Dealing with and the staging of everyday objects have a long tradition in art, from still-life to ready-made to pop art and the sculptural objective art in which they are incorporated. Yet Helen Beck’s work focuses on the function of the objects. She brings their nature and their functionality into question. To what extent is an object gifted, to what extent isn’t it? What capabilities does it gain or lose if it changes? What object with what capabilities do we have to live without because it hasn’t yet been invented?
Helen subtly creates small objects which ask these questions, and by bringing in linguistic definitions also function very poetically in terms of their interpretation. The objects she creates are linked to the reality of everyday objects, yet they also stretch far beyond it and lead their own lives because they are removed from their original function and have cloaked themselves in a new form.
It is in this way that the golden ring carries its valuable stone not facing outwards, but with it turned inwards; an envelope offers space for objects to be sent in two compartments but only one of them can be closed and can conceal its protective internal padding. A case for a ring contains a golden ring which is concealed under the satin and only leaves behind a vague outline. Can it really be a gift presented in this way? Will it be kept? The artistic form of the objects and their reminder of the familiar awaken new dimensions and draw references to visual and poetic resonances.
Helen Beck’s delicate pencil drawings spring from a similar thought: when is a piece of writing a readable carrier of information and messages, and from what point can letters free themselves from their functional readability and become an autonomous game which is as confused as it is clear, to become fonts whose drawn letters become independent and gain their own textual nature through squiggles, loops, overlaps and interweaving, through rhythm and in the way that they communicate with each other? Beck’s visual poetry is almost anarchic and creates the desire to go beyond the limits of definitions and to embark on games that have no rules.

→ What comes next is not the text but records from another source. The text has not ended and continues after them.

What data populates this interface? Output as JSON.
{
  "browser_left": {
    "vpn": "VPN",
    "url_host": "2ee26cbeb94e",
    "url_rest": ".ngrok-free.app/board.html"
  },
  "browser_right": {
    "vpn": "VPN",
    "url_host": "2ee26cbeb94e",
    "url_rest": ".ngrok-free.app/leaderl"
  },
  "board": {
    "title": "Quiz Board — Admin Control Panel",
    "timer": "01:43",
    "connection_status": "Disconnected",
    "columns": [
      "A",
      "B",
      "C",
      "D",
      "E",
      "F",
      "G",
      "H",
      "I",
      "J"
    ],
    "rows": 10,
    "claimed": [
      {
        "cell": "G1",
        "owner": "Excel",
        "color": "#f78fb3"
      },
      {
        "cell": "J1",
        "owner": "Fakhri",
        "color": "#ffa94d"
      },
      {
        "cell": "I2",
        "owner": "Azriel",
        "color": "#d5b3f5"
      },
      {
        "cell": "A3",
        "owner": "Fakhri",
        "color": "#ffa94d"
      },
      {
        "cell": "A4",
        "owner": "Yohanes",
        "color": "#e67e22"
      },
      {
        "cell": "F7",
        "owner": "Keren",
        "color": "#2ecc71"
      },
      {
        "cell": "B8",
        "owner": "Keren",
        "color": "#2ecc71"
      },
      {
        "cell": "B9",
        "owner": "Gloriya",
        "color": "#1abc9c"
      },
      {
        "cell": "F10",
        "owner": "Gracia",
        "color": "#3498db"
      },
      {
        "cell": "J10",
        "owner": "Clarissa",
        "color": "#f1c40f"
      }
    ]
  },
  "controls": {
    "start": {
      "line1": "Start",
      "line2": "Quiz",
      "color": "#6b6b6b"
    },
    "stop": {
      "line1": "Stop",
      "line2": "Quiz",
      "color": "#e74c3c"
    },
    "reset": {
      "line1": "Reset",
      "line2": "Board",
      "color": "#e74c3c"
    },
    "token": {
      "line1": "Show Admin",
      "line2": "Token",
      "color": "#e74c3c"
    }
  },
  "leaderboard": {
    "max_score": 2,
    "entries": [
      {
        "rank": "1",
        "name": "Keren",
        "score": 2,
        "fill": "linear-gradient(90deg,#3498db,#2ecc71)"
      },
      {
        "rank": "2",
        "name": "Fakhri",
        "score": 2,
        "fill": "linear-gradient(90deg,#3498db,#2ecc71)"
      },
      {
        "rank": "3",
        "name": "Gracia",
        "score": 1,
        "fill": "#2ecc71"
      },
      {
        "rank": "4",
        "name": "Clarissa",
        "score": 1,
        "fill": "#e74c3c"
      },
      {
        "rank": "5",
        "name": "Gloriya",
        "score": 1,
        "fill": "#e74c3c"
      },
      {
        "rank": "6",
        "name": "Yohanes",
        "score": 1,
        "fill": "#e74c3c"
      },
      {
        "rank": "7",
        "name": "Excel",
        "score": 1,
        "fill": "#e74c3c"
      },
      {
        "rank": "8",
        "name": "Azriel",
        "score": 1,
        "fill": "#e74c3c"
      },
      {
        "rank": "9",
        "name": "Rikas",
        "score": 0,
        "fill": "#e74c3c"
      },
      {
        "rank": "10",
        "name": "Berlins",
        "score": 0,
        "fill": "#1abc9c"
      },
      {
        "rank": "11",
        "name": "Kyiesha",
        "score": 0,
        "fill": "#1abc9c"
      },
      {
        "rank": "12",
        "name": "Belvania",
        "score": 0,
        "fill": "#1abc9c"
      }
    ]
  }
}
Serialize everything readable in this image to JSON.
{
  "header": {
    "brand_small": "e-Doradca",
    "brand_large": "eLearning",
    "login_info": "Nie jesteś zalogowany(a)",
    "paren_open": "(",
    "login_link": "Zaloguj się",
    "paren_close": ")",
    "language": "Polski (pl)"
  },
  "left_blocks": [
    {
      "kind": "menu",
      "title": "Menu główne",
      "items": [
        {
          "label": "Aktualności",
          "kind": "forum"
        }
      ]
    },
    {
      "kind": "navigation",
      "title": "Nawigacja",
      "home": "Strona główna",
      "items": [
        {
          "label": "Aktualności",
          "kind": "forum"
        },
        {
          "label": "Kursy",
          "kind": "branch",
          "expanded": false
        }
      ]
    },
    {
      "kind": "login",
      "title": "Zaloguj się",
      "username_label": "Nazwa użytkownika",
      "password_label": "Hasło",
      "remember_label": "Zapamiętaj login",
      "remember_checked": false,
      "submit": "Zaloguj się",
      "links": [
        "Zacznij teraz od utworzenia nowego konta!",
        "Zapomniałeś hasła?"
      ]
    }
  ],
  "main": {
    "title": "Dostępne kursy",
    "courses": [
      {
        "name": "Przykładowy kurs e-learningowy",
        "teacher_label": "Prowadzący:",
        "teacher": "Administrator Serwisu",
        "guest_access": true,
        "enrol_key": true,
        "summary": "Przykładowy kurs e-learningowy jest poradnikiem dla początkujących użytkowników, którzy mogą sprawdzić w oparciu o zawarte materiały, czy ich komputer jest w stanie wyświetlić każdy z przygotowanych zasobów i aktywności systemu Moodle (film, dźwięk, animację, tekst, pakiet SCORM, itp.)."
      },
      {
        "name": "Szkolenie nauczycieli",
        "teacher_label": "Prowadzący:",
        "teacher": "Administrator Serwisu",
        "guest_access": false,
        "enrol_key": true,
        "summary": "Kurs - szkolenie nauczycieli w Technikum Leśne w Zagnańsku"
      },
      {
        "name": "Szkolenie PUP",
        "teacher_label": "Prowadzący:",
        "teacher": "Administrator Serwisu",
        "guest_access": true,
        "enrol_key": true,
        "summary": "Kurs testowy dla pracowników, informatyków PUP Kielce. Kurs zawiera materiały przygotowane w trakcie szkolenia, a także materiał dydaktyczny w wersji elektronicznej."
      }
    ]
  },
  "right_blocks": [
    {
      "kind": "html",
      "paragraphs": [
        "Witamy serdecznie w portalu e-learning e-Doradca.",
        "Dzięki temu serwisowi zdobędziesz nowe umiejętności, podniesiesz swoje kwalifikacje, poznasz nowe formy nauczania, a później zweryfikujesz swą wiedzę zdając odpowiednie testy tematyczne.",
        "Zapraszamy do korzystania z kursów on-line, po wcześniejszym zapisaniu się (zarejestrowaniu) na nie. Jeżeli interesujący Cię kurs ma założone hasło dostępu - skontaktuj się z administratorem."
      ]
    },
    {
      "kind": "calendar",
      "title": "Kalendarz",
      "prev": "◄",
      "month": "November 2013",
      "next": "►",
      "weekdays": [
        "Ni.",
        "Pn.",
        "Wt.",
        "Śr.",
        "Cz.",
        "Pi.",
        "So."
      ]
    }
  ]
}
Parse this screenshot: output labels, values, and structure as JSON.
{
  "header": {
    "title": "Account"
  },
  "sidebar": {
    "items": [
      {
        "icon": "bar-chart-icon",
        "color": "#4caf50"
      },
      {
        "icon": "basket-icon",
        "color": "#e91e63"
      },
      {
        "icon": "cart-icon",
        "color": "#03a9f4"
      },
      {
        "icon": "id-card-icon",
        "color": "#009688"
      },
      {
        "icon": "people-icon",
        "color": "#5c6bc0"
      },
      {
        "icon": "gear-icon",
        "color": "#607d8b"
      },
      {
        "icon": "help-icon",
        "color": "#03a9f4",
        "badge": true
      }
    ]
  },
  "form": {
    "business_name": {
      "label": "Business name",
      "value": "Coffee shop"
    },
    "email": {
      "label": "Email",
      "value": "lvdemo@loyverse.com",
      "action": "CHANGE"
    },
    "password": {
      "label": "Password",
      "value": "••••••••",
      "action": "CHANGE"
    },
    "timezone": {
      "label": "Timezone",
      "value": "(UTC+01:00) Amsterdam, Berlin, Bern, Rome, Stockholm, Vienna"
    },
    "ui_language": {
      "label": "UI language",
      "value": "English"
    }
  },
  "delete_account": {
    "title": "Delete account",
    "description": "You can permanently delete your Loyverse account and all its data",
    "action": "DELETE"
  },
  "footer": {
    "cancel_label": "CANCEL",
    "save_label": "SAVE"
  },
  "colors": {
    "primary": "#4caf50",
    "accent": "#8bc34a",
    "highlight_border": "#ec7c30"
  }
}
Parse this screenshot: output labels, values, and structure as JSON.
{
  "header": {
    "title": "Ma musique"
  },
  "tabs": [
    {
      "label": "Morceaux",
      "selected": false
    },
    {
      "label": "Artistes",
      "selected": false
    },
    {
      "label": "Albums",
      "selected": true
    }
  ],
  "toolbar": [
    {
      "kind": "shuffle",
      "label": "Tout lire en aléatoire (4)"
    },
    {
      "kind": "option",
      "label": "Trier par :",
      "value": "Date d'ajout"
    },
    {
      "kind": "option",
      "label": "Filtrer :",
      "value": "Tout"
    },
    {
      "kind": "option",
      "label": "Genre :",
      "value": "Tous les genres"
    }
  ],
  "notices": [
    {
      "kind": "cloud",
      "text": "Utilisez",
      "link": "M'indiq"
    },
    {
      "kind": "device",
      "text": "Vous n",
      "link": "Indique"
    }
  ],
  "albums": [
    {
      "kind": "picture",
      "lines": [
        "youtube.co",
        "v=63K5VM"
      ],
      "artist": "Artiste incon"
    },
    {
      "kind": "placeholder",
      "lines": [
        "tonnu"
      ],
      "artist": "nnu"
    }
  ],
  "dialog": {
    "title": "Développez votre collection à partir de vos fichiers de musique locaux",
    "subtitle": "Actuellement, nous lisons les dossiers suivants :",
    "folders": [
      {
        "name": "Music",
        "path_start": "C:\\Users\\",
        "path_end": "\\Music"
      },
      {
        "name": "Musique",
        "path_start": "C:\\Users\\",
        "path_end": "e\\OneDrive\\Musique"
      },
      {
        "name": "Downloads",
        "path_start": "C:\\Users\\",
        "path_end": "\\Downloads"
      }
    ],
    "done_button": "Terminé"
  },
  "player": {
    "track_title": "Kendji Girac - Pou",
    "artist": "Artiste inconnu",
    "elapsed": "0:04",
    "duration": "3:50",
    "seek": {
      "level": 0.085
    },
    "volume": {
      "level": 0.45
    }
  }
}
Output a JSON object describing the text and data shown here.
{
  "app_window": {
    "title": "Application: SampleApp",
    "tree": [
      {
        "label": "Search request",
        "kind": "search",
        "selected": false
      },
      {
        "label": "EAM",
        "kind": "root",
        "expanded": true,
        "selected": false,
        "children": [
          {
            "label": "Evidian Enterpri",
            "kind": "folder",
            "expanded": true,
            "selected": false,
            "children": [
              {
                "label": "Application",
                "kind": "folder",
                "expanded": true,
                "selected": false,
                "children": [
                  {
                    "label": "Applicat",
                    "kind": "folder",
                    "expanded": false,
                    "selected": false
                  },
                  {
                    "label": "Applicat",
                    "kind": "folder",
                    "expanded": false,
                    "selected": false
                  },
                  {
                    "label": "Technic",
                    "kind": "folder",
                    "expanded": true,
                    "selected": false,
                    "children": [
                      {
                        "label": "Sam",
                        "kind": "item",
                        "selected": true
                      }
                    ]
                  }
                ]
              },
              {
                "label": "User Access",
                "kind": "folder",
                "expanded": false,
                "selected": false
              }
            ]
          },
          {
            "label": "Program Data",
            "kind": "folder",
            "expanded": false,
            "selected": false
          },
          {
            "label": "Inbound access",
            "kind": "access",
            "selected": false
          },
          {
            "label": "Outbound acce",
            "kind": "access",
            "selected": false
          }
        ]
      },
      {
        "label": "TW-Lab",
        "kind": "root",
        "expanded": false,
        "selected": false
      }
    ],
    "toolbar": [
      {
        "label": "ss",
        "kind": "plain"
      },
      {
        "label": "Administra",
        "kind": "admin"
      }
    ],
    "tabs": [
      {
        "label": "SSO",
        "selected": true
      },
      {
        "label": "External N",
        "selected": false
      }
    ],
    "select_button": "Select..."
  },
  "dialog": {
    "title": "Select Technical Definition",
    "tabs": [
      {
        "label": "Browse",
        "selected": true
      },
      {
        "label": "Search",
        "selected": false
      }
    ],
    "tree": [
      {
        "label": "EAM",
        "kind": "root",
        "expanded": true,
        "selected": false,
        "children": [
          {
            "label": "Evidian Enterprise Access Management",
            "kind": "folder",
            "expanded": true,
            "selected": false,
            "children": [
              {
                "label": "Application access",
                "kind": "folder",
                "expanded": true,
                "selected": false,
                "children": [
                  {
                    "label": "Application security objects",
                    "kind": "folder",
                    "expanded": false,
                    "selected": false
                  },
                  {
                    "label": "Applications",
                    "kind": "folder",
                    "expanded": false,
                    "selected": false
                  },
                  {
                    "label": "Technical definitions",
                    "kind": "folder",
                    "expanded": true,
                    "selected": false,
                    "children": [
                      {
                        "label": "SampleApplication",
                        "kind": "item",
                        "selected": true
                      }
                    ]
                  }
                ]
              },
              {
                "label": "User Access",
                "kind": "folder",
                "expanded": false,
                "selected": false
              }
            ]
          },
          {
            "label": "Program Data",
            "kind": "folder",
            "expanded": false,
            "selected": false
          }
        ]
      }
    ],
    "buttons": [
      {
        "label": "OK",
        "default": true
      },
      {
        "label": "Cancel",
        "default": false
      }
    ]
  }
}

In contrast with the delicate objects and drawings by Helen Beck are the large format pictures on canvas by Holger Endres.
With a 2.5-cm paintbrush, he places consistent black vertical stripes on the blank scrim. After every hand painted line, the artist leaves a small space, before starting with the next black stripe, drawing it across the screen, starting from the top and working to the bottom. He doesn’t use any masking tape. The natural-coloured fabric shines through in the spaces, becoming a key additional part of the image whose light beige tone contrasts strongly with the black. Figure and background, painted colour and fabric colour therefore create a uniform image.
At least at first glance, Holger Endres’ vertically oriented framework of lines creates a uniform structure which takes in and controls the complete area of the image. It is an all-over structure which due to its predictable regularity also has the potential to extend beyond the area of the image. In their entirety, the black lines have a bar-like effect which both dominate the image but at the same time obstruct the view and provide it with no opportunity to provide spatiality, affecting no illusion of image spatiality but only represent what they are. Frank Stella also painted black lines in the 1960s (‘Black Paintings’), which were symmetrical patterns, however. His saying of “what you see is what you see” also applies to Holger Endres’ paintings. The whole idea of the picture should be recognisable and open to experience without prior information.
On closer observation of the pictures, it becomes clear that the hand painted lines and spaces aren’t quite as consistent as seems. The rough structure from the paint brush is visible on their outer edges: the edges are frayed, they begin to move and your eyes are irritated – your vision begins to scintillate. And there’s more: although they may look identical at first, every line is in fact highly individual in terms of its detail. The images always seem to alternate between distance and proximity, irritation and uniformity. In certain pictures, the regularity isn’t just interrupted in terms of the detail. Here and there, the black stripes overlap; for a brief distance, they then join together again like Helen Beck’s pencil work, before separating once more and leaving behind space.
At other points, in the lower section, the lines suddenly bend: the bend forms an imaginary, visual, almost wave-type line, and the stripes then together become a meta-configuration, which due to the breakage from the uniform rows gain dynamism of their own and gain their own rhythm.
In doing this, Endres creates images-in-images which remain inter-dependent, whose differing points are characterized by both deviations and a visual anarchy similar to the kind shown in Helen Beck’s use of lettering and fonts. In this way, the works of Holger Endres and Helen Beck form an interesting complement to each other, even though their artistic approaches are very different.